Could someone start a wiki page about optimizing compositions for performance? With the advent of Performance Inspector, it's made me realize how little I know about optimizing my compositions. I know what is eating up most of the processor cycles, but I really don't have a good handle on fixing it.

Comment viewing options

Select your preferred way to display the comments and click "Save settings" to activate your changes.

dwskau's picture
GPU Usage

Does anyone know of any GPU monitoring utility that could show how full graphics memory is and what the load on the GPU is? This could help in optimizing composition performance.

cwright's picture
opengl profiler

There's an application called "OpenGL Profiler" which provides some info like this. It's not particularly well documented, but it provides a pretty good view of gl/gpu cost of an applications. Also check out OpenGL Driver Monitor.

(IMPORTANT NOTE: Having your VRAM usage at 90% isn't significantly worse* than 10% -- Having your vram usage at 101% is a catastrophy, since that's the point where it requires trans-bus accesses. I get way too many people wanting this information, thinking that having a bunch of spheres on screen is magically eating significant amounts of vram, and that the amount used is catastrophically destroying their framerates)

[a 24x36 stack sphere will have 864 faces, with 3 vertices each. Fully expanded (no vertex reuse) would yield 2592 vertices. Assuming 2 texture dimensions, 3 normal dimensions, and 4 spatial dimensions (x, y, z, w), that's 23328 floats. At 4 bytes each, that's less than 100k of vram for sphere vertex data (including normals and texture coordinates), and that's assuming no vertex reuse -- if they reuse them, it's around 32k per such sphere. A single 96x96 rgba texture will consume more vram than that.]

(*) there are gpu cache details that matter with usage, but overall you're not going to work at that level through QC, since there's so much abstraction.

cwright's picture
$10000.05

This is like the Tesla/engineer/whomever-the-presenter-likes story where a guy (Tesla, engineer, whomever...) is asked to fix someone's problem. The solution ends up requiring one screw. Later, the "someone" receives an invoice for $10000.05. When asking Tesla/engineer/whomever for an itemized breakdown, it reads something like this:

  • 1 screw: $0.05
  • knowing where to put it: $10000

Optimization (in Application, CoreImage, QC, GLSL, PHP, SQL, anywhere) is an extensive framework of knowledge that requires time to develop and hone. While there are basic axioms that help (Don't Have a Zillion Iterators, or a Zillion Core Image Filters on dynamic images), generalizations in optimization lead to "People Talking Before The Know What They're Talking About Or Making Any Attempt At All To Test What They're Saying" (tm).

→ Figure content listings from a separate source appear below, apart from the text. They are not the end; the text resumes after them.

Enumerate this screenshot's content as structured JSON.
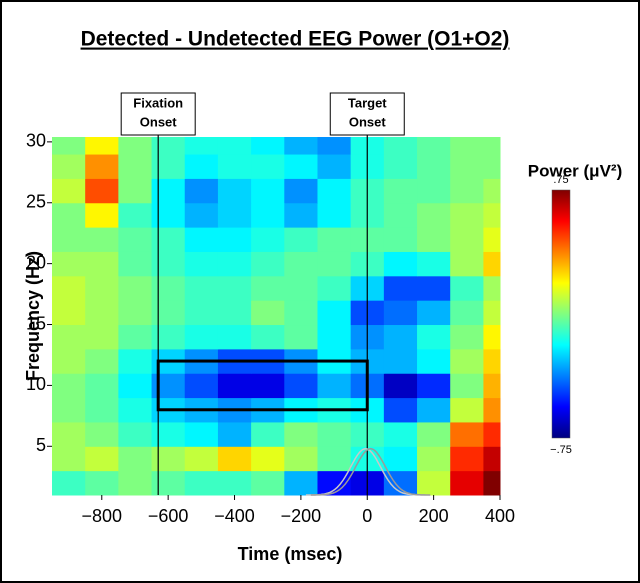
{
  "chart_data": {
    "type": "heatmap",
    "title": "Detected - Undetected EEG Power (O1+O2)",
    "xlabel": "Time (msec)",
    "ylabel": "Frequency (Hz)",
    "xlim": [
      -950,
      400
    ],
    "ylim": [
      1,
      30.4
    ],
    "xticks": [
      {
        "value": -800,
        "label": "−800"
      },
      {
        "value": -600,
        "label": "−600"
      },
      {
        "value": -400,
        "label": "−400"
      },
      {
        "value": -200,
        "label": "−200"
      },
      0,
      200,
      400
    ],
    "yticks": [
      5,
      10,
      15,
      20,
      25,
      30
    ],
    "xbins": [
      -950,
      -850,
      -750,
      -650,
      -550,
      -450,
      -350,
      -250,
      -150,
      -50,
      50,
      150,
      250,
      350,
      400
    ],
    "ybins": [
      1,
      3,
      5,
      7,
      9,
      11,
      13,
      15,
      17,
      19,
      21,
      23,
      25,
      27,
      29,
      30.4
    ],
    "z": [
      [
        -0.1,
        -0.05,
        0.0,
        -0.05,
        -0.1,
        -0.1,
        -0.05,
        -0.3,
        -0.55,
        -0.6,
        -0.4,
        0.1,
        0.6,
        0.75
      ],
      [
        0.05,
        0.1,
        0.0,
        0.05,
        0.1,
        0.25,
        0.15,
        0.05,
        -0.05,
        -0.15,
        -0.2,
        0.05,
        0.5,
        0.65
      ],
      [
        0.05,
        0.0,
        -0.1,
        -0.15,
        -0.2,
        -0.3,
        -0.1,
        0.0,
        -0.05,
        -0.1,
        -0.15,
        0.0,
        0.4,
        0.5
      ],
      [
        0.0,
        -0.05,
        -0.15,
        -0.25,
        -0.3,
        -0.35,
        -0.3,
        -0.2,
        -0.15,
        -0.2,
        -0.45,
        -0.3,
        0.1,
        0.35
      ],
      [
        0.0,
        -0.05,
        -0.2,
        -0.35,
        -0.45,
        -0.6,
        -0.6,
        -0.45,
        -0.3,
        -0.4,
        -0.65,
        -0.5,
        0.0,
        0.3
      ],
      [
        0.05,
        0.0,
        -0.15,
        -0.25,
        -0.35,
        -0.45,
        -0.45,
        -0.35,
        -0.2,
        -0.3,
        -0.3,
        -0.2,
        0.05,
        0.25
      ],
      [
        0.05,
        0.05,
        -0.05,
        -0.1,
        -0.15,
        -0.15,
        -0.1,
        -0.05,
        -0.2,
        -0.35,
        -0.3,
        -0.15,
        0.0,
        0.2
      ],
      [
        0.1,
        0.05,
        0.0,
        -0.05,
        -0.1,
        -0.1,
        0.0,
        -0.05,
        -0.2,
        -0.45,
        -0.4,
        -0.3,
        -0.05,
        0.1
      ],
      [
        0.1,
        0.05,
        0.0,
        -0.05,
        -0.1,
        -0.1,
        -0.05,
        -0.05,
        -0.1,
        -0.25,
        -0.45,
        -0.45,
        -0.1,
        0.05
      ],
      [
        0.05,
        0.05,
        -0.05,
        -0.1,
        -0.15,
        -0.15,
        -0.1,
        -0.05,
        -0.05,
        -0.1,
        -0.2,
        -0.15,
        0.05,
        0.25
      ],
      [
        0.0,
        0.0,
        -0.05,
        -0.1,
        -0.2,
        -0.2,
        -0.15,
        -0.1,
        -0.05,
        -0.05,
        -0.05,
        0.0,
        0.05,
        0.15
      ],
      [
        0.0,
        0.2,
        -0.1,
        -0.2,
        -0.3,
        -0.25,
        -0.2,
        -0.3,
        -0.2,
        -0.1,
        -0.05,
        0.0,
        0.05,
        0.1
      ],
      [
        0.1,
        0.45,
        0.0,
        -0.2,
        -0.35,
        -0.25,
        -0.2,
        -0.35,
        -0.2,
        -0.1,
        -0.05,
        -0.05,
        0.0,
        0.05
      ],
      [
        0.05,
        0.35,
        0.0,
        -0.1,
        -0.2,
        -0.15,
        -0.15,
        -0.2,
        -0.3,
        -0.15,
        -0.1,
        -0.05,
        0.0,
        0.0
      ],
      [
        0.0,
        0.2,
        0.0,
        -0.1,
        -0.15,
        -0.15,
        -0.2,
        -0.3,
        -0.35,
        -0.15,
        -0.1,
        -0.05,
        0.0,
        0.0
      ]
    ],
    "colorbar": {
      "title": "Power (μV²)",
      "clim": [
        -0.75,
        0.75
      ],
      "ticks": [
        {
          "value": 0.75,
          "label": ".75"
        },
        {
          "value": -0.75,
          "label": "−.75"
        }
      ]
    },
    "annotations": [
      {
        "lines": [
          "Fixation",
          "Onset"
        ],
        "x": -630
      },
      {
        "lines": [
          "Target",
          "Onset"
        ],
        "x": 0
      }
    ],
    "box": {
      "x": [
        -630,
        0
      ],
      "y": [
        8,
        12
      ]
    },
    "curves": [
      {
        "center": -5,
        "sd": 45,
        "peak": 4.8,
        "color": "#c8c8c8"
      },
      {
        "center": 10,
        "sd": 45,
        "peak": 4.8,
        "color": "#9a9a9a"
      }
    ]
  }
}
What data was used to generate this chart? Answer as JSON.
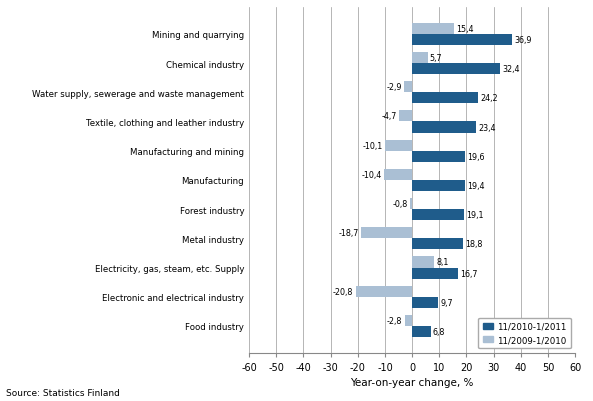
{
  "categories": [
    "Mining and quarrying",
    "Chemical industry",
    "Water supply, sewerage and waste management",
    "Textile, clothing and leather industry",
    "Manufacturing and mining",
    "Manufacturing",
    "Forest industry",
    "Metal industry",
    "Electricity, gas, steam, etc. Supply",
    "Electronic and electrical industry",
    "Food industry"
  ],
  "series_2010_2011": [
    36.9,
    32.4,
    24.2,
    23.4,
    19.6,
    19.4,
    19.1,
    18.8,
    16.7,
    9.7,
    6.8
  ],
  "series_2009_2010": [
    15.4,
    5.7,
    -2.9,
    -4.7,
    -10.1,
    -10.4,
    -0.8,
    -18.7,
    8.1,
    -20.8,
    -2.8
  ],
  "labels_2010_2011": [
    "36,9",
    "32,4",
    "24,2",
    "23,4",
    "19,6",
    "19,4",
    "19,1",
    "18,8",
    "16,7",
    "9,7",
    "6,8"
  ],
  "labels_2009_2010": [
    "15,4",
    "5,7",
    "-2,9",
    "-4,7",
    "-10,1",
    "-10,4",
    "-0,8",
    "-18,7",
    "8,1",
    "-20,8",
    "-2,8"
  ],
  "color_2010_2011": "#1F5C8B",
  "color_2009_2010": "#AABFD4",
  "xlim": [
    -60,
    60
  ],
  "xticks": [
    -60,
    -50,
    -40,
    -30,
    -20,
    -10,
    0,
    10,
    20,
    30,
    40,
    50,
    60
  ],
  "xlabel": "Year-on-year change, %",
  "legend_label_1": "11/2010-1/2011",
  "legend_label_2": "11/2009-1/2010",
  "source": "Source: Statistics Finland",
  "bar_height": 0.38
}
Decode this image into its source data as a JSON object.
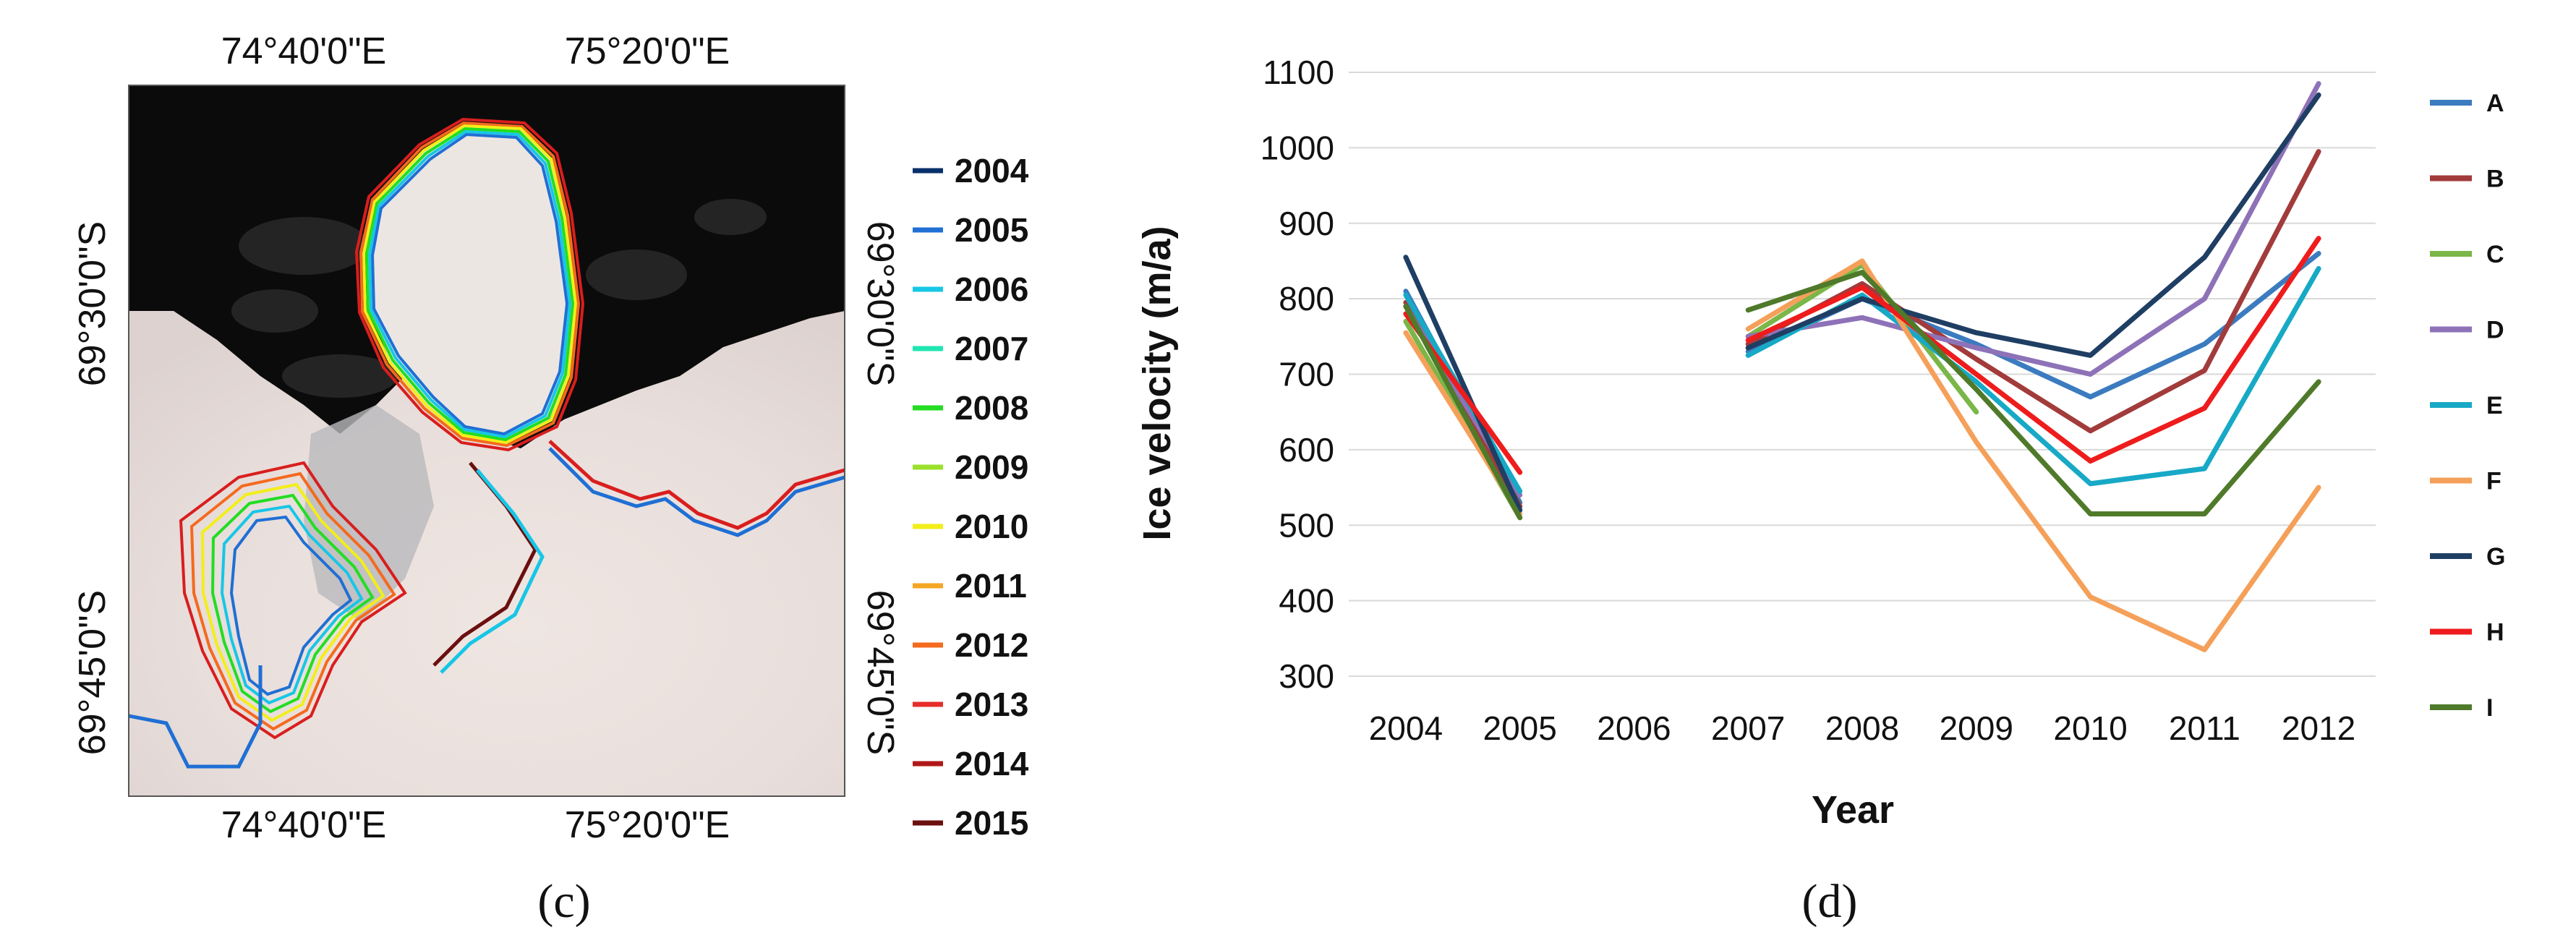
{
  "panel_c": {
    "label": "(c)",
    "top_lon_labels": [
      "74°40'0\"E",
      "75°20'0\"E"
    ],
    "bottom_lon_labels": [
      "74°40'0\"E",
      "75°20'0\"E"
    ],
    "left_lat_labels": [
      "69°30'0\"S",
      "69°45'0\"S"
    ],
    "right_lat_labels": [
      "69°30'0\"S",
      "69°45'0\"S"
    ],
    "legend": [
      {
        "year": "2004",
        "color": "#08306b"
      },
      {
        "year": "2005",
        "color": "#1f6fd4"
      },
      {
        "year": "2006",
        "color": "#17c6e6"
      },
      {
        "year": "2007",
        "color": "#20e6b0"
      },
      {
        "year": "2008",
        "color": "#22dd22"
      },
      {
        "year": "2009",
        "color": "#9be02a"
      },
      {
        "year": "2010",
        "color": "#f2ee1a"
      },
      {
        "year": "2011",
        "color": "#f5a623"
      },
      {
        "year": "2012",
        "color": "#f46a1f"
      },
      {
        "year": "2013",
        "color": "#e52e2a"
      },
      {
        "year": "2014",
        "color": "#b01818"
      },
      {
        "year": "2015",
        "color": "#6b0f0f"
      }
    ]
  },
  "panel_d": {
    "label": "(d)"
  },
  "chart_data": {
    "type": "line",
    "title": "",
    "xlabel": "Year",
    "ylabel": "Ice velocity (m/a)",
    "categories": [
      "2004",
      "2005",
      "2006",
      "2007",
      "2008",
      "2009",
      "2010",
      "2011",
      "2012"
    ],
    "yticks": [
      300,
      400,
      500,
      600,
      700,
      800,
      900,
      1000,
      1100
    ],
    "ylim": [
      300,
      1100
    ],
    "grid": true,
    "legend_position": "right",
    "series": [
      {
        "name": "A",
        "color": "#3b7bbf",
        "values": [
          810,
          530,
          null,
          730,
          800,
          740,
          670,
          740,
          860
        ]
      },
      {
        "name": "B",
        "color": "#a23b3b",
        "values": [
          795,
          525,
          null,
          740,
          820,
          720,
          625,
          705,
          995
        ]
      },
      {
        "name": "C",
        "color": "#7ab648",
        "values": [
          770,
          510,
          null,
          750,
          845,
          650,
          null,
          null,
          null
        ]
      },
      {
        "name": "D",
        "color": "#8e72b8",
        "values": [
          790,
          540,
          null,
          750,
          775,
          735,
          700,
          800,
          1085
        ]
      },
      {
        "name": "E",
        "color": "#17a9c6",
        "values": [
          805,
          545,
          null,
          725,
          805,
          690,
          555,
          575,
          840
        ]
      },
      {
        "name": "F",
        "color": "#f5a05a",
        "values": [
          755,
          515,
          null,
          760,
          850,
          610,
          405,
          335,
          550
        ]
      },
      {
        "name": "G",
        "color": "#1f3e63",
        "values": [
          855,
          520,
          null,
          735,
          800,
          755,
          725,
          855,
          1070
        ]
      },
      {
        "name": "H",
        "color": "#ee1c1c",
        "values": [
          780,
          570,
          null,
          745,
          815,
          700,
          585,
          655,
          880
        ]
      },
      {
        "name": "I",
        "color": "#4f7a2a",
        "values": [
          790,
          510,
          null,
          785,
          835,
          680,
          515,
          515,
          690
        ]
      }
    ]
  }
}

There are at least 3 skills you'll need to develope to optimize effectively, and they can't really be Automated:

  • Knowing how to interpret measured results (PerformanceInspector helps make the measurements, but doesn't attempt to interpret them except for being able to sort what it collects to group stuff)
  • Knowing how to test around bottlenecks. Simply finding a slow patch is just a tiny portion of the battle. You then need to figure out why it's slow. Is it because the patch sucks? Is it because you're doing more work than you really need to? Is is because you're doing synchronous operations over a slow medium? Is it because you're saturating some crucial system resource (cpu power, bus transfers, vram, sys ram, polygon fill rate, etc)? This can't be automated, because each situation is unique.
  • Knowing how to solve the problem. Finding alternatives, work-alikes, look-alikes, refactoring stuff, caching results, etc. There are a shocking number of optimization tricks out there that people have been honing since the 60's (back when individual bytes were precious storage vessels). While some techniques have become less useful than when they were new (look-up-tables after the advent of clock multipliers & async cpu/bus speeds), but there are still times where each trick can be employed to certain problems to yield a benefit. This is very very application specific, and also can't be automated.

So while the general idea that you want is a noble one, it's not really possible to address. We just start the journey (by making PT), and can lend a hand where possible.